AUTOIMMUNE
January 8, 2009

Nighttime Is the Right Time

The immune system (of fruit flies at least) functions better at night than during the day. Flies were more likely to survive when encountering...
It may pay to get a little more sleep at night when you're under the weather — if you're a fruit fly, anyway. According to a study presented at the December 14, 2008 meeting of the American Society for Cell Biology, fruit flies infected with bacteria during the night had better chances of fending off the microbes than did fruit flies infected during daylight hours.

...[T]he flies' immune systems reacted much better to two of the varieties of bacteria during the night...

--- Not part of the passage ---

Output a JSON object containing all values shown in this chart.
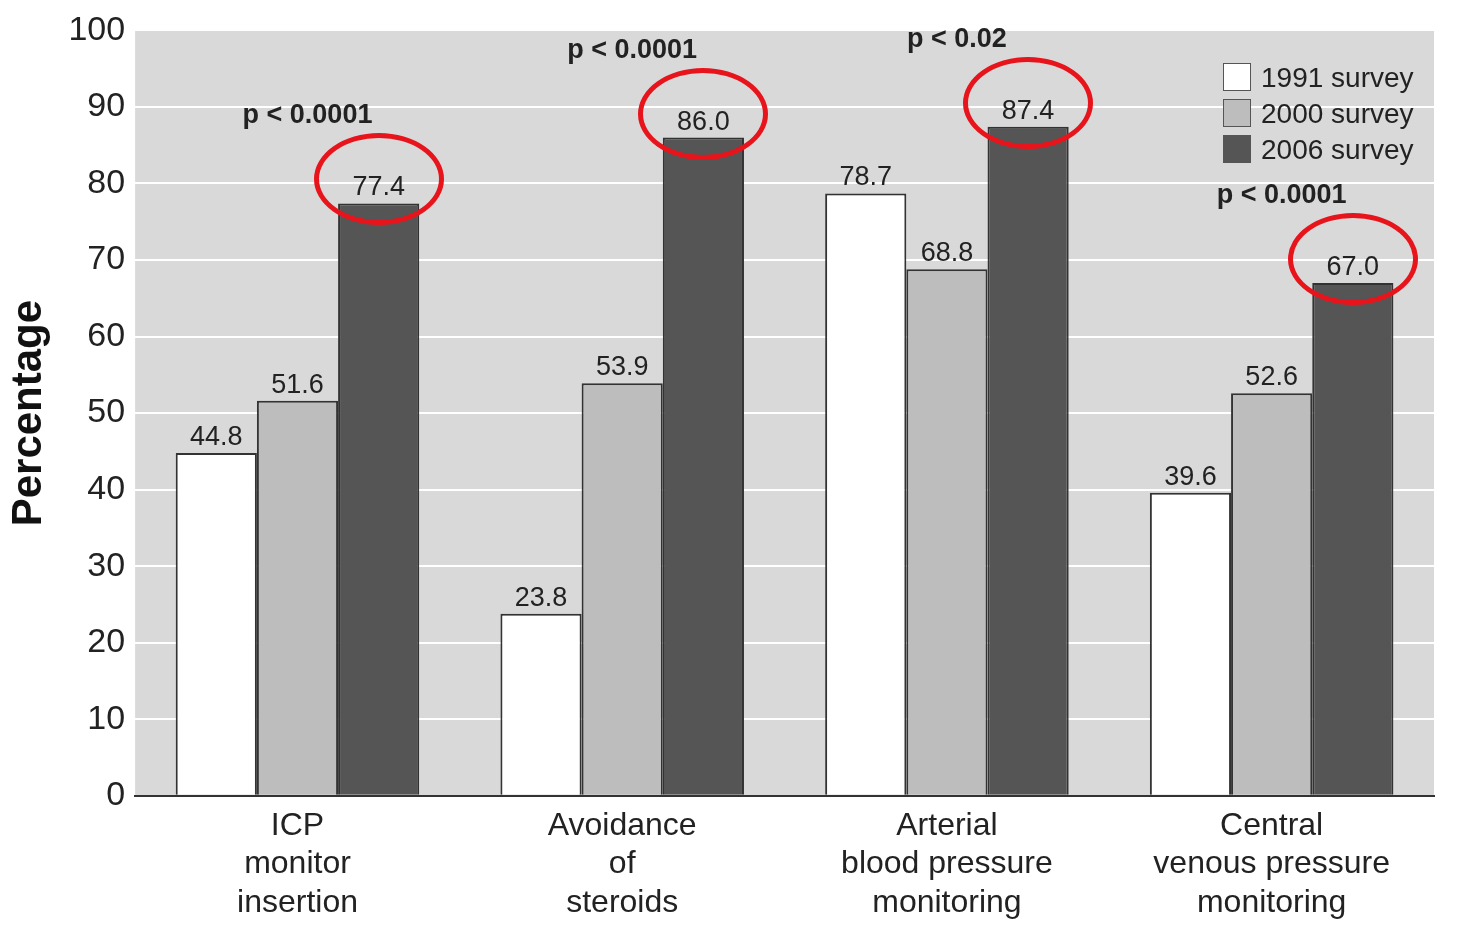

Postdoctoral researcher Mimi Shirasu-Hiza and her colleagues had previously found that fruit flies with abnormal circadian rhythms — the internal clocks than most animals, including humans, possess — had a particularly difficult time fighting off bacterial infections. In the current study, the team set off to determine whether the time of day that infection set in might affect normal flies' immune response.

Shirasu-Hiza raised two groups of flies in shoeboxes wired with tiny light bulbs so that she could control their day-night cycles. One group of flies was kept on a typical day-night cycle, but the second group's cycle was shifted by 12 hours so that it was exactly the opposite of the first group's. Using fly-sized syringes, Shirasu-Hiza injected her subjects with three different types of bacteria to see how their immune systems would react at different phases in the cycle.

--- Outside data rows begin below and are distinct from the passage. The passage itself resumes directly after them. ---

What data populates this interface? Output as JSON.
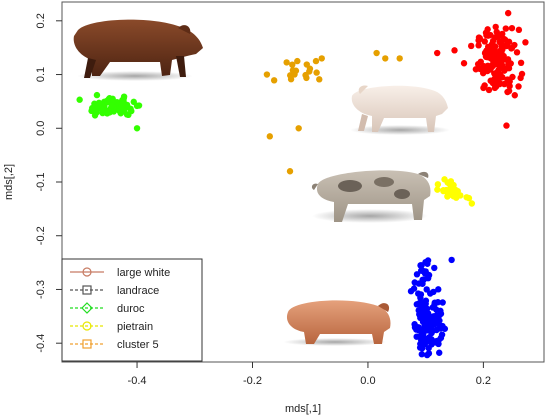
{
  "chart_data": {
    "type": "scatter",
    "xlabel": "mds[,1]",
    "ylabel": "mds[,2]",
    "xlim": [
      -0.53,
      0.305
    ],
    "ylim": [
      -0.435,
      0.235
    ],
    "x_ticks": [
      -0.4,
      -0.2,
      0.0,
      0.2
    ],
    "x_tick_labels": [
      "-0.4",
      "-0.2",
      "0.0",
      "0.2"
    ],
    "y_ticks": [
      -0.4,
      -0.3,
      -0.2,
      -0.1,
      0.0,
      0.1,
      0.2
    ],
    "y_tick_labels": [
      "-0.4",
      "-0.3",
      "-0.2",
      "-0.1",
      "0.0",
      "0.1",
      "0.2"
    ],
    "grid": false,
    "legend_position": "bottom-left",
    "legend": [
      {
        "label": "large white",
        "color": "#c77b63",
        "symbol": "circle"
      },
      {
        "label": "landrace",
        "color": "#555555",
        "symbol": "square"
      },
      {
        "label": "duroc",
        "color": "#22dd22",
        "symbol": "diamond"
      },
      {
        "label": "pietrain",
        "color": "#e8e800",
        "symbol": "circle"
      },
      {
        "label": "cluster 5",
        "color": "#f0a030",
        "symbol": "square"
      }
    ],
    "series": [
      {
        "color": "#ff0000",
        "clusters": [
          {
            "cx": 0.225,
            "cy": 0.125,
            "sx": 0.018,
            "sy": 0.03,
            "n": 140
          }
        ],
        "extra": [
          [
            0.12,
            0.14
          ],
          [
            0.15,
            0.145
          ],
          [
            0.24,
            0.005
          ]
        ]
      },
      {
        "color": "#0000ff",
        "clusters": [
          {
            "cx": 0.105,
            "cy": -0.36,
            "sx": 0.012,
            "sy": 0.03,
            "n": 110
          },
          {
            "cx": 0.095,
            "cy": -0.28,
            "sx": 0.01,
            "sy": 0.02,
            "n": 25
          }
        ],
        "extra": [
          [
            0.145,
            -0.245
          ]
        ]
      },
      {
        "color": "#33ff00",
        "clusters": [
          {
            "cx": -0.445,
            "cy": 0.04,
            "sx": 0.02,
            "sy": 0.008,
            "n": 70
          }
        ],
        "extra": [
          [
            -0.415,
            0.025
          ],
          [
            -0.41,
            0.032
          ],
          [
            -0.4,
            0.0
          ]
        ]
      },
      {
        "color": "#ffff00",
        "clusters": [
          {
            "cx": 0.145,
            "cy": -0.115,
            "sx": 0.01,
            "sy": 0.012,
            "n": 30
          }
        ],
        "extra": [
          [
            0.16,
            -0.125
          ],
          [
            0.175,
            -0.13
          ],
          [
            0.18,
            -0.14
          ]
        ]
      },
      {
        "color": "#e6a000",
        "clusters": [
          {
            "cx": -0.125,
            "cy": 0.105,
            "sx": 0.015,
            "sy": 0.012,
            "n": 16
          }
        ],
        "extra": [
          [
            -0.175,
            0.1
          ],
          [
            -0.09,
            0.125
          ],
          [
            -0.08,
            0.13
          ],
          [
            -0.17,
            -0.015
          ],
          [
            -0.135,
            -0.08
          ],
          [
            -0.12,
            0.0
          ],
          [
            0.015,
            0.14
          ],
          [
            0.03,
            0.13
          ],
          [
            0.055,
            0.13
          ]
        ]
      }
    ]
  }
}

What she found was that the flies' immune systems reacted much better to two of the varieties of bacteria during the night, resulting in better odds of survival for the flies. The activity of phagocytes, primitive immune cells that comb the body for bacterial invaders and then devour them, was much higher at night than during the day. Additionally, in mutant flies who had no circadian cycle, the activity of phagocytes was much reduced compared to normal flies.

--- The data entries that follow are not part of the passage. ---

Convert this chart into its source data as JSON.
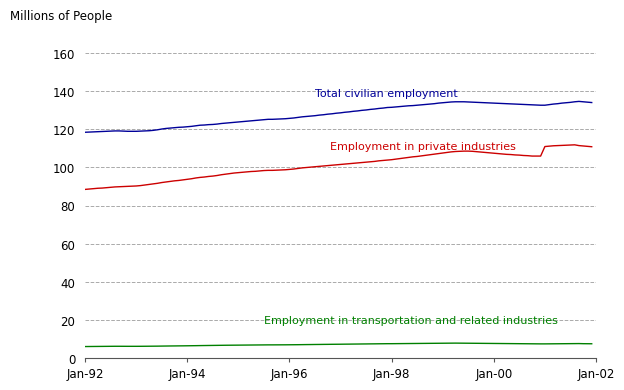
{
  "ylabel": "Millions of People",
  "ylim": [
    0,
    160
  ],
  "yticks": [
    0,
    20,
    40,
    60,
    80,
    100,
    120,
    140,
    160
  ],
  "xtick_labels": [
    "Jan-92",
    "Jan-94",
    "Jan-96",
    "Jan-98",
    "Jan-00",
    "Jan-02"
  ],
  "background_color": "#ffffff",
  "grid_color": "#aaaaaa",
  "line1_color": "#000099",
  "line2_color": "#cc0000",
  "line3_color": "#008000",
  "line1_label": "Total civilian employment",
  "line2_label": "Employment in private industries",
  "line3_label": "Employment in transportation and related industries",
  "total_civilian": [
    118.5,
    118.6,
    118.7,
    118.8,
    118.9,
    119.0,
    119.1,
    119.2,
    119.2,
    119.1,
    119.0,
    119.0,
    119.0,
    119.1,
    119.2,
    119.3,
    119.5,
    119.8,
    120.2,
    120.5,
    120.7,
    120.9,
    121.1,
    121.2,
    121.4,
    121.6,
    121.9,
    122.2,
    122.3,
    122.5,
    122.6,
    122.8,
    123.1,
    123.3,
    123.5,
    123.7,
    123.9,
    124.1,
    124.3,
    124.5,
    124.7,
    124.9,
    125.1,
    125.3,
    125.3,
    125.4,
    125.5,
    125.6,
    125.8,
    126.0,
    126.3,
    126.6,
    126.8,
    127.0,
    127.2,
    127.5,
    127.7,
    128.0,
    128.2,
    128.5,
    128.7,
    129.0,
    129.2,
    129.5,
    129.7,
    130.0,
    130.2,
    130.5,
    130.7,
    131.0,
    131.2,
    131.5,
    131.6,
    131.8,
    132.0,
    132.2,
    132.4,
    132.5,
    132.7,
    132.9,
    133.1,
    133.3,
    133.5,
    133.8,
    134.0,
    134.2,
    134.4,
    134.5,
    134.5,
    134.5,
    134.4,
    134.3,
    134.2,
    134.1,
    134.0,
    133.9,
    133.8,
    133.7,
    133.6,
    133.5,
    133.4,
    133.3,
    133.2,
    133.1,
    133.0,
    132.9,
    132.8,
    132.7,
    132.7,
    133.0,
    133.3,
    133.5,
    133.8,
    134.0,
    134.2,
    134.5,
    134.7,
    134.5,
    134.3,
    134.1
  ],
  "private_industries": [
    88.5,
    88.7,
    88.9,
    89.1,
    89.2,
    89.4,
    89.6,
    89.8,
    89.9,
    90.0,
    90.1,
    90.2,
    90.3,
    90.5,
    90.8,
    91.1,
    91.4,
    91.7,
    92.1,
    92.4,
    92.7,
    93.0,
    93.2,
    93.5,
    93.8,
    94.1,
    94.5,
    94.8,
    95.0,
    95.3,
    95.5,
    95.8,
    96.2,
    96.5,
    96.8,
    97.1,
    97.3,
    97.5,
    97.7,
    97.9,
    98.0,
    98.2,
    98.4,
    98.5,
    98.5,
    98.6,
    98.7,
    98.8,
    99.0,
    99.2,
    99.5,
    99.8,
    100.0,
    100.2,
    100.4,
    100.6,
    100.8,
    101.0,
    101.2,
    101.4,
    101.6,
    101.8,
    102.0,
    102.2,
    102.4,
    102.6,
    102.8,
    103.0,
    103.2,
    103.5,
    103.7,
    103.9,
    104.1,
    104.4,
    104.7,
    105.0,
    105.3,
    105.6,
    105.8,
    106.1,
    106.4,
    106.7,
    107.0,
    107.3,
    107.6,
    107.9,
    108.2,
    108.4,
    108.5,
    108.6,
    108.6,
    108.5,
    108.3,
    108.1,
    107.9,
    107.7,
    107.5,
    107.3,
    107.1,
    106.9,
    106.8,
    106.6,
    106.5,
    106.3,
    106.2,
    106.0,
    106.0,
    106.0,
    111.0,
    111.2,
    111.4,
    111.5,
    111.6,
    111.7,
    111.8,
    111.9,
    111.5,
    111.3,
    111.1,
    110.9
  ],
  "transportation": [
    6.0,
    6.02,
    6.04,
    6.06,
    6.08,
    6.1,
    6.12,
    6.14,
    6.14,
    6.13,
    6.12,
    6.12,
    6.12,
    6.13,
    6.15,
    6.17,
    6.19,
    6.21,
    6.24,
    6.27,
    6.3,
    6.32,
    6.35,
    6.37,
    6.4,
    6.43,
    6.46,
    6.5,
    6.53,
    6.56,
    6.59,
    6.62,
    6.65,
    6.68,
    6.7,
    6.72,
    6.74,
    6.76,
    6.78,
    6.8,
    6.82,
    6.84,
    6.86,
    6.88,
    6.88,
    6.89,
    6.9,
    6.91,
    6.93,
    6.95,
    6.97,
    7.0,
    7.03,
    7.05,
    7.08,
    7.1,
    7.13,
    7.15,
    7.18,
    7.2,
    7.22,
    7.25,
    7.27,
    7.3,
    7.32,
    7.35,
    7.37,
    7.4,
    7.42,
    7.45,
    7.47,
    7.5,
    7.5,
    7.52,
    7.54,
    7.56,
    7.58,
    7.6,
    7.62,
    7.64,
    7.66,
    7.68,
    7.7,
    7.72,
    7.74,
    7.76,
    7.78,
    7.8,
    7.78,
    7.76,
    7.74,
    7.72,
    7.7,
    7.68,
    7.66,
    7.64,
    7.62,
    7.6,
    7.58,
    7.56,
    7.54,
    7.52,
    7.5,
    7.48,
    7.46,
    7.44,
    7.42,
    7.4,
    7.4,
    7.42,
    7.44,
    7.46,
    7.48,
    7.5,
    7.52,
    7.54,
    7.56,
    7.5,
    7.48,
    7.46
  ]
}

Shirasu-Hiza says that her results "suggest that immunity is stronger at night, consistent with the hypothesis that circadian proteins upregulate restorative functions such as specific immune responses during sleep, when animals are not engaged in metabolically costly activities." In other words, at nighttime, when the body is not expending energy on more lively pursuits (finding food, mates, etc.), it can spent that time boosting its immune reaction to fight off the parasites that are constantly trying to invade it. Whether the results of the study are pertinent to human remains to be seen, but the authors say it is a possibility.